This system, BayerCLAW, provides a robust framework for orchestrating and executing jobs. It handles the initial launch process from S3, compiles job templates, manages data manipulation and repository interactions, and facilitates notifications for workflow state changes. The runner component orchestrates the execution flow, including string substitutions, workspace management, caching, and quality control checks, ensuring efficient and reliable job processing.
Components
Initializer
This component is responsible for handling the initial S3 launch process. It reads job data from S3, performs substitutions, checks for recursive launches, copies job data to the repository, and writes extended job data back to S3.
Compiler
The Compiler component is responsible for compiling templates, including handling state machine resources, capitalizing top-level keys, and substituting parameters.
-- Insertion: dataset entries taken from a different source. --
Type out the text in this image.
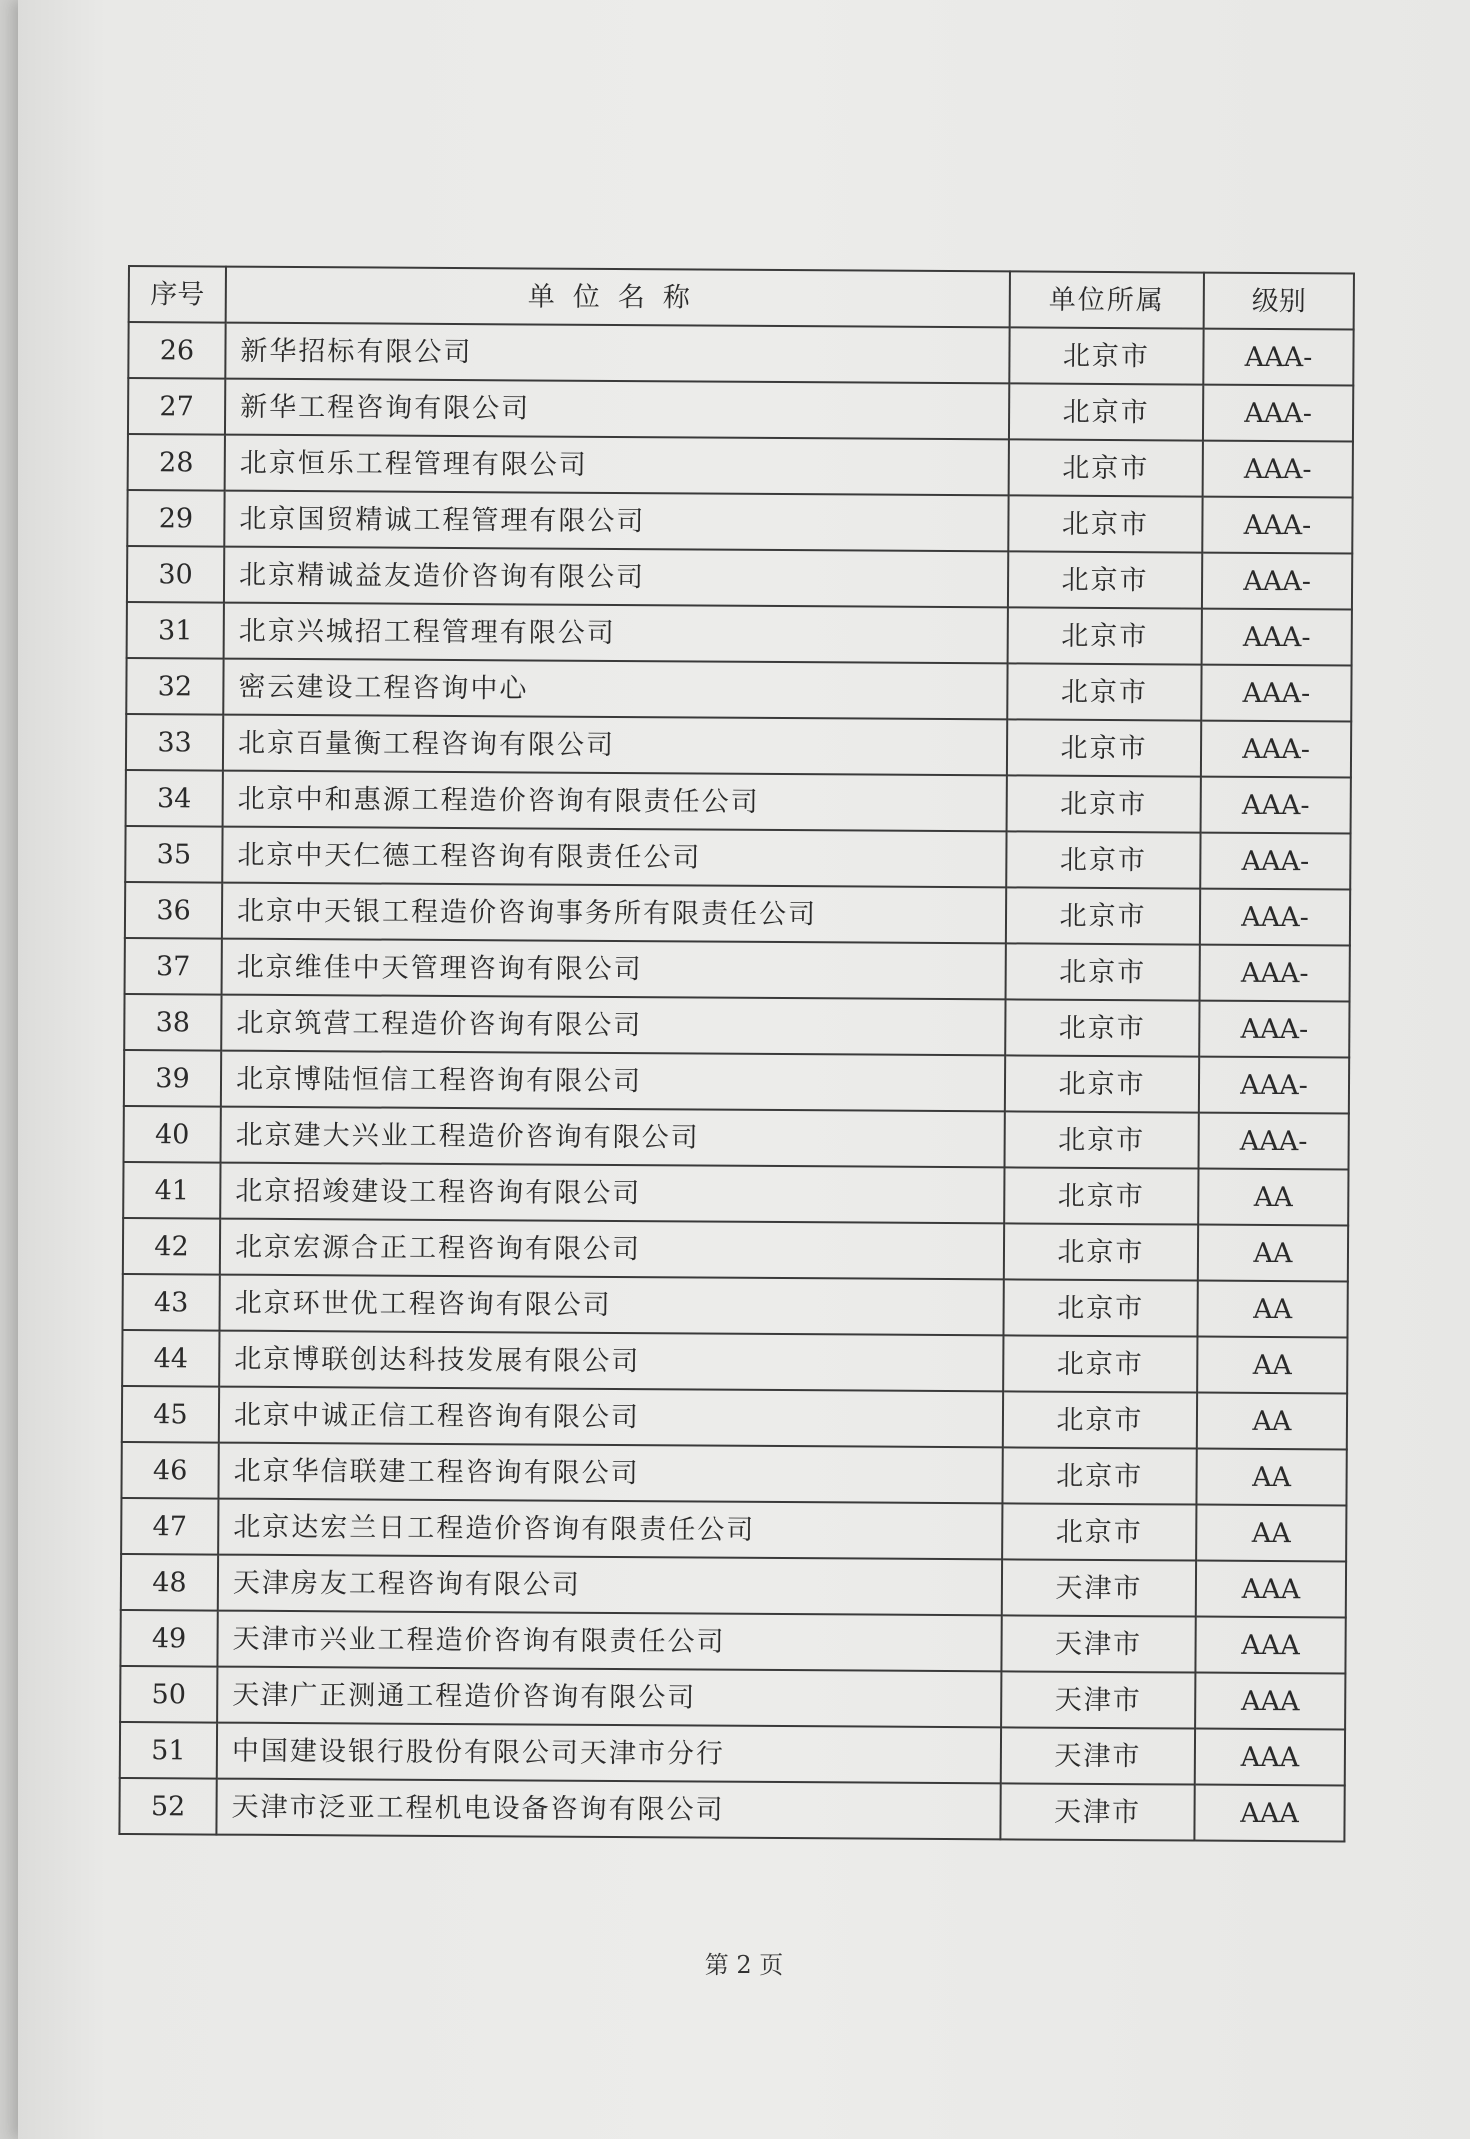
序号	单位名称	单位所属	级别
26	新华招标有限公司	北京市	AAA-
27	新华工程咨询有限公司	北京市	AAA-
28	北京恒乐工程管理有限公司	北京市	AAA-
29	北京国贸精诚工程管理有限公司	北京市	AAA-
30	北京精诚益友造价咨询有限公司	北京市	AAA-
31	北京兴城招工程管理有限公司	北京市	AAA-
32	密云建设工程咨询中心	北京市	AAA-
33	北京百量衡工程咨询有限公司	北京市	AAA-
34	北京中和惠源工程造价咨询有限责任公司	北京市	AAA-
35	北京中天仁德工程咨询有限责任公司	北京市	AAA-
36	北京中天银工程造价咨询事务所有限责任公司	北京市	AAA-
37	北京维佳中天管理咨询有限公司	北京市	AAA-
38	北京筑营工程造价咨询有限公司	北京市	AAA-
39	北京博陆恒信工程咨询有限公司	北京市	AAA-
40	北京建大兴业工程造价咨询有限公司	北京市	AAA-
41	北京招竣建设工程咨询有限公司	北京市	AA
42	北京宏源合正工程咨询有限公司	北京市	AA
43	北京环世优工程咨询有限公司	北京市	AA
44	北京博联创达科技发展有限公司	北京市	AA
45	北京中诚正信工程咨询有限公司	北京市	AA
46	北京华信联建工程咨询有限公司	北京市	AA
47	北京达宏兰日工程造价咨询有限责任公司	北京市	AA
48	天津房友工程咨询有限公司	天津市	AAA
49	天津市兴业工程造价咨询有限责任公司	天津市	AAA
50	天津广正测通工程造价咨询有限公司	天津市	AAA
51	中国建设银行股份有限公司天津市分行	天津市	AAA
52	天津市泛亚工程机电设备咨询有限公司	天津市	AAA
第 2 页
It also manages state machine versions and aliases.
Common Data Utilities
This component provides shared utility functions for data manipulation, including substituting job data into strings and filenames, and selecting file contents from various formats like JSON, YAML, and CSV. It also includes repository utility functions for managing S3 files.
Notifications
This component is responsible for generating and sending notification messages, specifically for state changes, by creating message attributes and SNS payloads.
Runner Orchestrator
This is the main entry point for the BayerCLAW runner. It orchestrates the entire execution flow, including repository interactions, string substitutions, workspace management, caching, input/output handling, and quality control checks.
Runner Repository Manager
This component manages all repository-related operations for the runner. It handles checking for previous runs, verifying file existence, clearing run status, reading job data, downloading inputs, and uploading outputs to the repository.
Referenced Source Code
Runner String Processor
This component is dedicated to performing various string substitutions required by the runner, including general substitutions and specific image tag substitutions.
Runner Quality Control
This component is responsible for performing quality control checks during the runner's execution. It can also trigger an abortion of the execution if checks fail.
Runner Workspace Manager
This component manages the runner's local workspace. It handles writing job data files and executing commands within the workspace environment.
Runner Cache Manager
This component is responsible for managing the caching of reference inputs for the runner, optimizing data retrieval.